Not to be outdone by their neighbours, skiers in Fort William also enjoyed a rich history on the snow. While early attempts to secure a spot at Mount McKay were unsuccessful, by 1912 a site was established at King George’s Park which was located on the north bank of the Kaministiquia River. Building a clubhouse and jumping scaffolding, they hosted their first competition in 1913. The location, however, was short lived with the south facing exposure proving incapable of producing suitable snow conditions.

Another location was found which was not one normally utilized by the public for sporting activities. Through the efforts of the Superintendent of the Prison Farm, and local skiing enthusiasts, two jumps were built at the jail and a ski meet was held featuring ski-jumping and cross-country events. One report indicated that the facility was designed with the help of a prisoner who was a former expert skier.

In 1929 the Fort William Ski Club was officially formed and established itself at Hawke’s Farm, situated a few miles out of the city on the south side of the Kam River. The club members cleared the land, built a scaffold and renovated the old farmhouse to serve as a clubhouse. With the sale of the property in 1932, the club signed a lease with the Fort William First Nation for a site near Mount McKay where they would remain for more than fifty years.

In 1939 the FWSC hosted the area’s first ever Canadian Ski Championships. In preparation for this historic event a 165m jump was built, a new ski tow was erected, and a new course and clubhouse were created. Competitors attended the event from all across Canada, the US and Norway, and the Toronto Star Weekly dubbed Fort William the future St. Moritz of Canada. A decade later the club hosted the cross-country and jumping portions of the national championships and as it moved into the 1950s it continued to develop and grow, providing many more years of enjoyment for the local skiing community into the 1980s.

During the 1950s another Fort William ski area was developed when Bill Irwin, a 1948 Olympian, founded Loch Lomond. Going on to own and operate it for the next twenty-three years, the facility served as a great training ground for many local skiers, including his son, Dave Irwin, who went on to become a member of the legendary Crazy Canucks.
The 1960s saw the development of Little Norway Ski Resort by the Hansen’s, a long-time local skiing family, which eventually became Sundance and in 1975 transitioned into Big Thunder National Ski Training Centre, which ushered in a new era for skiing in the area. Throughout its over 20-year history, Big Thunder hosted a number of World Cup events and played host to the world at the 1995 Nordic World Ski Championships.

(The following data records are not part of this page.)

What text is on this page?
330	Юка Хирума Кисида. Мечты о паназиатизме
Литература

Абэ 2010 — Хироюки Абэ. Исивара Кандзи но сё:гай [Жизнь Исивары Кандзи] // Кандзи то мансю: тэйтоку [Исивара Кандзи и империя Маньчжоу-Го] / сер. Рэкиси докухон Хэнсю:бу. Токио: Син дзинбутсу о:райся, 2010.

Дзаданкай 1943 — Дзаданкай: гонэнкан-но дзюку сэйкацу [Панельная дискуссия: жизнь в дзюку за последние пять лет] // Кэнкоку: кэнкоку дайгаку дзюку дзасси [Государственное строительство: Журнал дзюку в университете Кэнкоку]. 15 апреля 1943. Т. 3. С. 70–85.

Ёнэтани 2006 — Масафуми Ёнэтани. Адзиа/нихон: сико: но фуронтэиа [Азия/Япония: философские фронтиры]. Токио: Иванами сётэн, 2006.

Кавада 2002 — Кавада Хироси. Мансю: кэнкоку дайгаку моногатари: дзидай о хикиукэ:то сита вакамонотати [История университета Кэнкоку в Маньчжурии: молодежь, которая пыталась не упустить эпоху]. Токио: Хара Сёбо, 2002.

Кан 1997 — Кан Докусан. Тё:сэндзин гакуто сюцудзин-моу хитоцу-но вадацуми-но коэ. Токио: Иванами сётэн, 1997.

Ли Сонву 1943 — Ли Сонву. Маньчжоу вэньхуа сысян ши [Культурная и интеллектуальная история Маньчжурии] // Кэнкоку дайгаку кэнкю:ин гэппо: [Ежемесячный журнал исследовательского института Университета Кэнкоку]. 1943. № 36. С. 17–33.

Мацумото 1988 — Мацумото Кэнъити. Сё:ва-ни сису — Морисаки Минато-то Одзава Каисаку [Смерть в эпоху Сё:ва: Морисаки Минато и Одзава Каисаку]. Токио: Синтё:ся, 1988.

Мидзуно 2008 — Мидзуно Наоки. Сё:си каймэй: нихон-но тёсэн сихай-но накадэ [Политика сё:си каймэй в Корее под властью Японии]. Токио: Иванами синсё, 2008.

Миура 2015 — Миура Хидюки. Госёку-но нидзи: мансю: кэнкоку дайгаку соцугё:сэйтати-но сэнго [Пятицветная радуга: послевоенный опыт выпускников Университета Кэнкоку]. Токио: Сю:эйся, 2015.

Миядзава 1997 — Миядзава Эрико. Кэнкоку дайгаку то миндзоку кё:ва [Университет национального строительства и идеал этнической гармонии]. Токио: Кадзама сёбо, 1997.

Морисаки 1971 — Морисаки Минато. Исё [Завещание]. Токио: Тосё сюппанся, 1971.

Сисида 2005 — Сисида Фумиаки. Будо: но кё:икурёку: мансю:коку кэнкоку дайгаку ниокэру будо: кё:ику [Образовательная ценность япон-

The 1960s also saw an increase in cross-country skiing thanks to the efforts of such groups as the Finnish Reipas Club which hosted the 1960 Canadian cross-country championships at Intola and the 1965 nationals at Boulevard Lake and many races at their trails at Tapiola and at Centennial Park. The ensuing years saw the formation of the Thunder Bay Ski Club, the forerunner to the Big Thunder Nordic Ski Club, and individuals such as Reijo Puiras develop the Lappe Nordic Centre, and organizations like the Thunder Bay Nordic Trails Association provide access to trails at the Kamview Nordic Centre, Kakabeka Falls and Sleeping Giant Provincial parks. The creation of the National Team Development Centre in the 1990s has provided our nation’s top young skiers the opportunity to hone their skills on our local trails.

While skiing has changed a great deal since those early days at Shuniah Mines, it continues to serve as a wonderful way to enjoy our winter wonderland. At the core of our communities rich and proud skiing history are the volunteers of yesteryear and today who have not only provided skiing opportunities for local citizens but they have also helped produce world-class athletes and sport administrators who have represented our community with pride and distinction from the national to the Olympic level.